What is a Drain Auger?
A drain auger is built specifically for drains. The steel cord or “snake” on a drain auger is usually much longer than a toilet auger.
The cord doesn’t have any protective vinyl or plastic around the steel because you are using it in drains. There is no risk of scratching anything.
Toilet augers come with a special vinyl protective casing to stop the porcelain in your bowl from getting scratched.
Drain augers or drain snakes have a thinner cord than a toilet auger. That’s because kitchen and bathroom drains are much smaller in diameter than your toilet drain.
This means that while rotating your drain auger cord inside your toilet, you could tangle in up because there is too much room in the pipe.
Drain augers are multipurpose and can be used in any drain in your house because they come with cords that are usually 25 to 50 feet long.
What is a Toilet Auger?
Toilet or closet augers are designed with a “head” on the end of the cord. It can be shaped like a pear or a half pear. The coiled up head pushes through clogs.
It also retrieves and grabs foreign objects, so you can pull them out of your toilet pipes. This is not the case with a drain auger.

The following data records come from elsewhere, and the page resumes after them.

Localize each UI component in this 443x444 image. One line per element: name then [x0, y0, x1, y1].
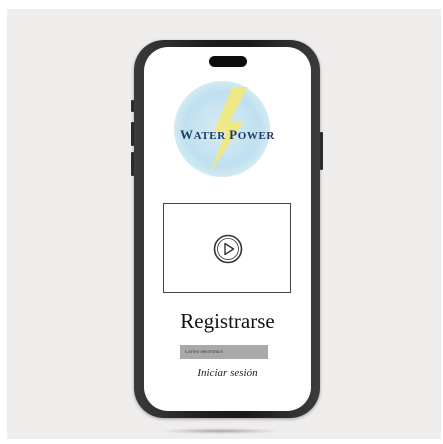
play-circle-icon[interactable]: [213, 234, 243, 264]
logo-text-ower: OWER: [237, 130, 275, 142]
logo-text: WATER POWER: [144, 127, 311, 143]
register-title: Registrarse: [180, 309, 275, 333]
phone-volume-up-button: [131, 122, 134, 146]
email-field[interactable]: [180, 345, 268, 359]
phone-power-button: [320, 132, 323, 170]
video-player[interactable]: [163, 203, 291, 293]
logo-text-w: W: [180, 127, 194, 142]
logo-text-p: P: [229, 127, 238, 142]
phone-action-button: [131, 100, 134, 112]
logo-text-ater: ATER: [193, 130, 226, 142]
phone-shadow: [160, 428, 280, 434]
login-link[interactable]: Iniciar sesión: [144, 367, 311, 379]
phone-volume-down-button: [131, 152, 134, 176]
dynamic-island: [209, 56, 247, 67]
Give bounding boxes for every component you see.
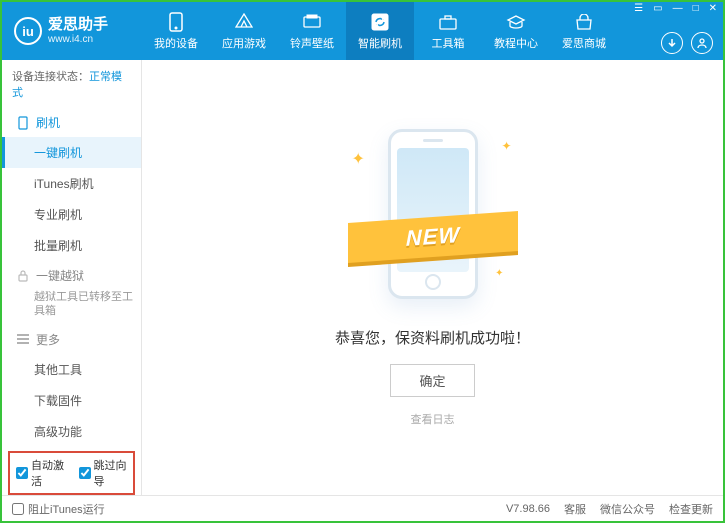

A toilet or closet auger vs a snake comes ready to get around the P trap in your toilet. The smaller but specifically shaped head grabs onto objects as you rotate the cord.
A snake is a straight piece of plastic that goes into your toilet bowl and can remove very basic clogs.
Toilet augers are great because they do double duty. As your rotate your auger, it cleans up the insides of your pipes. We recommend you rotate as much as you like while unplugging your toilet.
Because of the shape of the pipes in your toilet (the U bends etc.) a toilet auger is designed to get passed those bends and right into the pipe to clear your clog.
Can you use a drain auger on a toilet? You really shouldn't.
If you need to get your toilet cleared quickly, get a toilet auger. Especially if you have a large family and/or small children.
If you are absolutely desperate because you only have 1 toilet, you can go for it. Just be careful not to kink up the cord on your drain auger, or scratch your toilet bowl.
Quick Auger FAQs
How do you unclog a toilet with an auger?
Place the auger against the hole in your toilet bowl and push it down the pipes until it stops. Rotate and continue to push until it grabs the clog. Rotate the auger to make sure it’s grabbed the clog and then pull the auger out.